WASHINGTON, Nov. 13 (UPI) -- In an attempt to restore quickly tumbling investor confidence in mutual funds after recent allegations of impropriety plagued the industry, two U.S. senators announced Thursday that they intend to propose legislation to bolster government oversight of the fund business and protect investors from fraud in the future.
Senators Jon Corzine, D-N.J., and Christopher Dodd, D-Conn., said that while the majority of investment professionals were scrupulous with investors' money, a few instances of misconduct have made many consumers wary of mutual funds.
"Now, it seems, each day brings new allegations of fraud, market-timing misconduct or backroom dealings that allow privileged clients to reap benefits at the expense of average shareholders," Corzine said.
Chief among the allegations levied against the mutual fund industry is that fund companies gave large investors an advantage over smaller investors by permitting late trading, the tool by which investors place orders long after the closing bell but still get the previous day's price, and market timing, where investors buy and sell shares in funds comprised of international issues after the foreign markets close but before the American exchanges do.
Market timing virtually guarantees making a profit when the fund is priced the next day. Some analysts have likened the practice to betting on a horse race that's already over.
Among the giants of the industry implicated so far are Bank of America, Bank One, Strong Capital Management, Janus Capital Group and Prudential Securities.

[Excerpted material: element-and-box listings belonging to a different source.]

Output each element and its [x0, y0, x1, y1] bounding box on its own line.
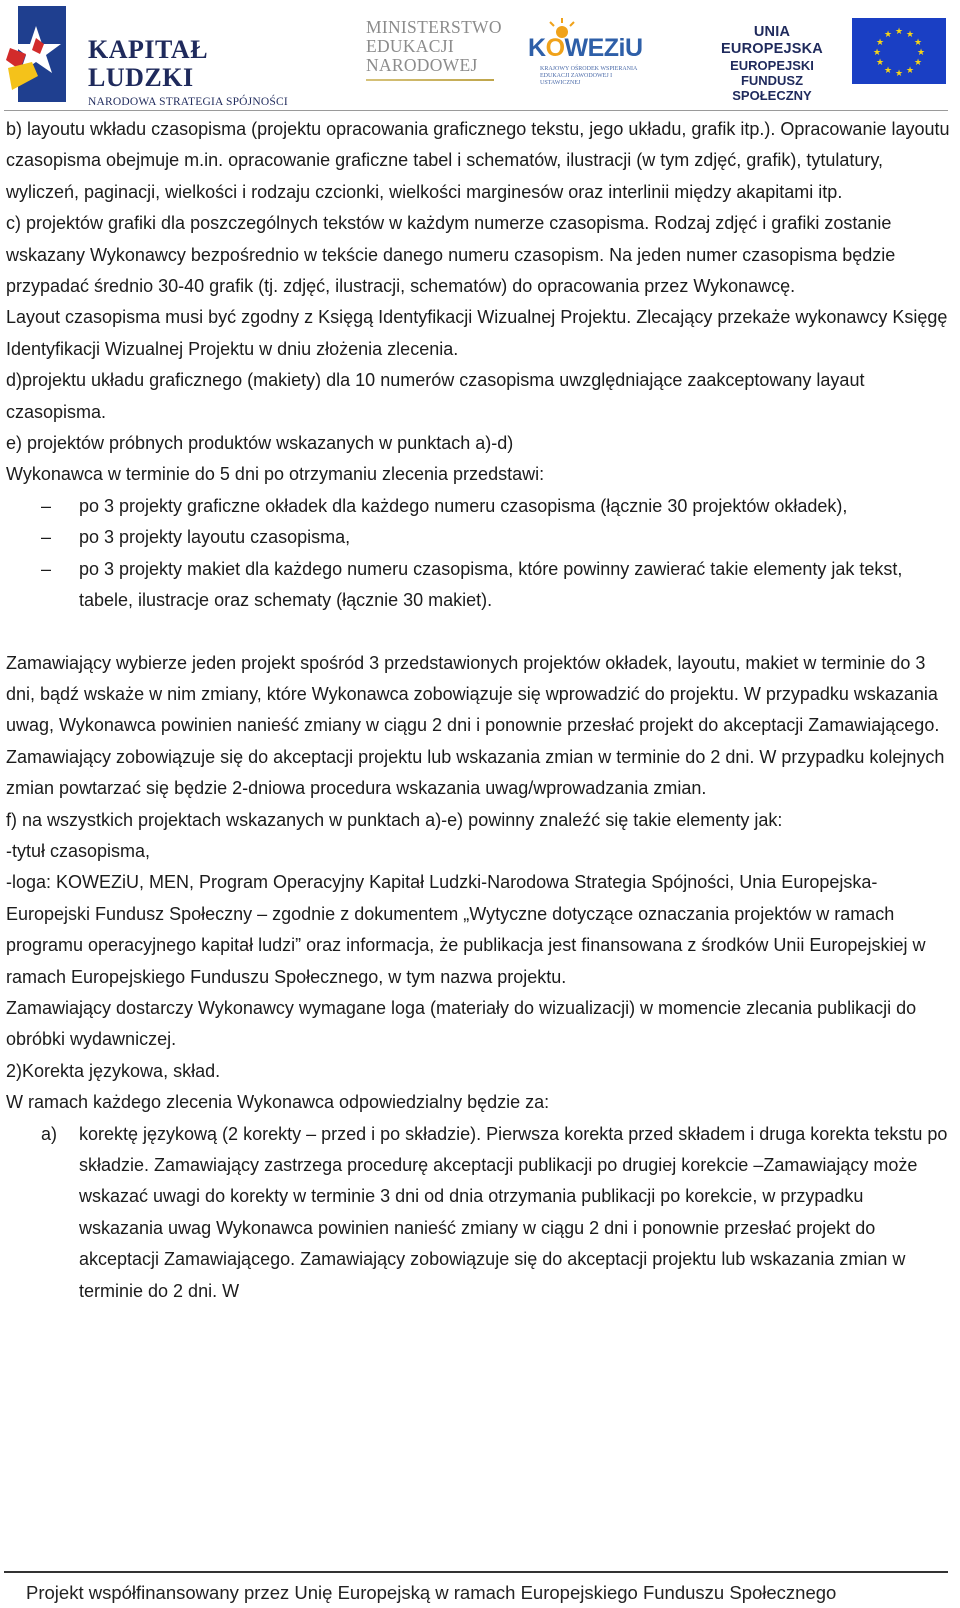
footer-text: Projekt współfinansowany przez Unię Europejską w ramach Europejskiego Funduszu Społecznego: [26, 1582, 837, 1603]
kapital-ludzki-star-icon: [6, 4, 68, 104]
kapital-ludzki-subtitle: NARODOWA STRATEGIA SPÓJNOŚCI: [88, 96, 288, 108]
dash-list: [6, 491, 950, 617]
paragraph-layout: b) layoutu wkładu czasopisma (projektu opracowania graficznego tekstu, jego układu, grafik itp.). Opracowanie layoutu czasopisma obejmuje m.in. opracowanie graficzne tabel i schematów, ilustracji (w tym zdjęć, grafik), tytulatury, wyliczeń, paginacji, wielkości i rodzaju czcionki, wielkości marginesów oraz interlinii między akapitami itp.: [6, 119, 950, 202]
paragraph-trial-products: e) projektów próbnych produktów wskazanych w punktach a)-d): [6, 433, 514, 454]
logo-header: [0, 0, 960, 112]
kapital-ludzki-title: KAPITAŁ LUDZKI: [88, 35, 209, 92]
dash-marker: –: [41, 527, 52, 548]
paragraph-contractor-deadline: Wykonawca w terminie do 5 dni po otrzymaniu zlecenia przedstawi:: [6, 464, 545, 485]
svg-text:★: ★: [894, 69, 904, 79]
kowezu-name-rest: WEZiU: [564, 34, 643, 62]
letter-marker: a): [41, 1123, 58, 1144]
document-body: [6, 114, 950, 1307]
paragraph-title-item: -tytuł czasopisma,: [6, 840, 151, 861]
paragraph-logos-delivery: Zamawiający dostarczy Wykonawcy wymagane loga (materiały do wizualizacji) w momencie zlecania publikacji do obróbki wydawniczej.: [6, 997, 917, 1050]
header-divider: [4, 110, 948, 111]
paragraph-graphics: c) projektów grafiki dla poszczególnych tekstów w każdym numerze czasopisma. Rodzaj zdjęć i grafiki zostanie wskazany Wykonawcy bezpośrednio w tekście danego numeru czasopism. Na jeden numer czasopisma będzie przypadać średnio 30-40 grafik (tj. zdjęć, ilustracji, schematów) do opracowania przez Wykonawcę.: [6, 213, 896, 297]
list-item-text: po 3 projekty graficzne okładek dla każdego numeru czasopisma (łącznie 30 projektów okładek),: [79, 495, 848, 516]
svg-text:★: ★: [916, 48, 926, 58]
men-logo: [366, 18, 506, 81]
section-heading-proofreading: 2)Korekta językowa, skład.: [6, 1060, 221, 1081]
paragraph-responsibilities: W ramach każdego zlecenia Wykonawca odpowiedzialny będzie za:: [6, 1092, 550, 1113]
ue-title: UNIA EUROPEJSKA: [721, 24, 823, 57]
list-item-text: po 3 projekty layoutu czasopisma,: [79, 527, 351, 548]
paragraph-identity-book: Layout czasopisma musi być zgodny z Księgą Identyfikacji Wizualnej Projektu. Zlecający przekaże wykonawcy Księgę Identyfikacji Wizualnej Projektu w dniu złożenia zlecenia.: [6, 307, 948, 359]
men-line-1: MINISTERSTWO: [366, 17, 502, 37]
dash-marker: –: [41, 495, 52, 516]
paragraph-selection: Zamawiający wybierze jeden projekt spośród 3 przedstawionych projektów okładek, layoutu, makiet w terminie do 3 dni, bądź wskaże w nim zmiany, które Wykonawca zobowiązuje się wprowadzić do projektu. W przypadku wskazania uwag, Wykonawca powinien nanieść zmiany w ciągu 2 dni i ponownie przesłać projekt do akceptacji Zamawiającego. Zamawiający zobowiązuje się do akceptacji projektu lub wskazania zmian w terminie do 2 dni. W przypadku kolejnych zmian powtarzać się będzie 2-dniowa procedura wskazania uwag/wprowadzania zmian.: [6, 652, 945, 799]
svg-text:★: ★: [872, 48, 882, 58]
list-item: [6, 1119, 950, 1307]
footer-divider: [4, 1571, 948, 1573]
men-line-2: EDUKACJI: [366, 36, 454, 56]
svg-text:★: ★: [905, 66, 915, 76]
svg-text:★: ★: [883, 66, 893, 76]
paragraph-logos-item: -loga: KOWEZiU, MEN, Program Operacyjny Kapitał Ludzki-Narodowa Strategia Spójności, Unia Europejska-Europejski Fundusz Społeczny – zgodnie z dokumentem „Wytyczne dotyczące oznaczania projektów w ramach programu operacyjnego kapitał ludzi” oraz informacja, że publikacja jest finansowana z środków Unii Europejskiej w ramach Europejskiego Funduszu Społecznego, w tym nazwa projektu.: [6, 872, 926, 987]
svg-text:★: ★: [905, 30, 915, 40]
paragraph-required-elements: f) na wszystkich projektach wskazanych w punktach a)-e) powinny znaleźć się takie elementy jak:: [6, 809, 783, 830]
men-line-3: NARODOWEJ: [366, 55, 478, 75]
men-underline: [366, 79, 494, 81]
kowezu-logo: [528, 18, 646, 86]
eu-flag-icon: [852, 18, 946, 84]
kowezu-name-o: O: [545, 34, 565, 62]
paragraph-gap: [6, 617, 950, 648]
ue-line-2: EUROPEJSKI: [730, 58, 814, 73]
list-item: [6, 491, 950, 522]
list-item-text: korektę językową (2 korekty – przed i po składzie). Pierwsza korekta przed składem i druga korekta tekstu po składzie. Zamawiający zastrzega procedurę akceptacji publikacji po drugiej korekcie –Zamawiający może wskazać uwagi do korekty w terminie 3 dni od dnia otrzymania publikacji po korekcie, w przypadku wskazania uwag Wykonawca powinien nanieść zmiany w ciągu 2 dni i ponownie przesłać projekt do akceptacji Zamawiającego. Zamawiający zobowiązuje się do akceptacji projektu lub wskazania zmian w terminie do 2 dni. W: [79, 1123, 948, 1301]
paragraph-mockup: d)projektu układu graficznego (makiety) dla 10 numerów czasopisma uwzględniające zaakceptowany layaut czasopisma.: [6, 370, 865, 422]
lettered-list: [6, 1119, 950, 1307]
kapital-ludzki-logo: [88, 36, 318, 108]
svg-text:★: ★: [875, 38, 885, 48]
ue-line-3: FUNDUSZ SPOŁECZNY: [732, 73, 812, 103]
list-item: [6, 554, 950, 617]
svg-text:★: ★: [913, 38, 923, 48]
svg-text:★: ★: [875, 58, 885, 68]
list-item-text: po 3 projekty makiet dla każdego numeru czasopisma, które powinny zawierać takie elementy jak tekst, tabele, ilustracje oraz schematy (łącznie 30 makiet).: [79, 558, 903, 611]
ue-efs-logo: [702, 24, 842, 103]
kowezu-name-k: K: [528, 34, 546, 62]
svg-text:★: ★: [913, 58, 923, 68]
kowezu-subtitle: KRAJOWY OŚRODEK WSPIERANIA EDUKACJI ZAWODOWEJ I USTAWICZNEJ: [540, 66, 638, 86]
svg-text:★: ★: [894, 27, 904, 37]
svg-text:★: ★: [883, 30, 893, 40]
dash-marker: –: [41, 558, 52, 579]
list-item: [6, 522, 950, 553]
kowezu-name: [528, 34, 643, 63]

"Millions of Americans rely on mutual funds for their financial security, and while you can't guarantee their success, it's absolutely imperative that we guarantee a fair and level playing field to ensure greater investor confidence," said Dodd.
"You have a situation where you have one scandal after another," said Bill Mann, senior editor for investing at the advice firm Motley Fool, Inc. "I think that with this issue with the mutual funds, most people are really shocked. It's the fact of it, not the amounts, that's shocking to people."
"Everyone knew what the rules were," said New York securities attorney Charles J. Hecht. "The problem is that legislation cannot change the moral fiber of executives and management."
"On the enforcement front," Mann says, "it needs to be much more painful from a financial standpoint for the individuals."
Although a bevy of investment options are available to individual investors, including index funds and individual stocks, "Mutual funds are the primary means for small investors to participate in the market," Corzine said.
About 95 million Americans have invested almost $7 trillion in mutual funds, including through 401(k) accounts and other retirement plans. Mutual fund tracker Morningstar and some financial advisers have advised their clients to consider selling their stakes in the recently-implicated funds or holding off on investing any more money in mutual funds.
"Look at the management, look at the quality of the portfolio," Hecht suggests. "Are these the kind of stocks I want to be in?"
But Mann is not optimistic on the long-term future of mutual funds. "We have always advocated for people to get into index funds, not actively managed funds," Mann says. "What you want in a mutual fund manager is someone who will think of your money as being your money, not his money."
Corzine, the former co-chairman and co-CEO of investment firm Goldman Sachs, and Dodd introduced legislation in March 2002 to contend with the crisis facing the accounting industry that became the basis for the Sarbanes-Oxley Act, which prohibited companies from making loans to insiders, reformed disclosure and financial reporting rules and required executives to certify their companies' public reports.
Critics of Sarbanes-Oxley say the expensive reforms it mandates are forcing smaller companies out of the marketplace. The Corzine-Dodd legislation proposes similar reforms for the mutual fund industry, and some believe that smaller players could be shut out there, too.
But perhaps the most significant damage, Hecht says, is the harm done to the international reputation of the American mutual fund industry. "Foreigners would be willing invest in America because they could trust our numbers," he said. "People that say live in, say, Spain, and have $1 million to invest are going to think twice."
"Now who are they going to trust with their money?" asks Hecht. "They're going to put it under the mattress."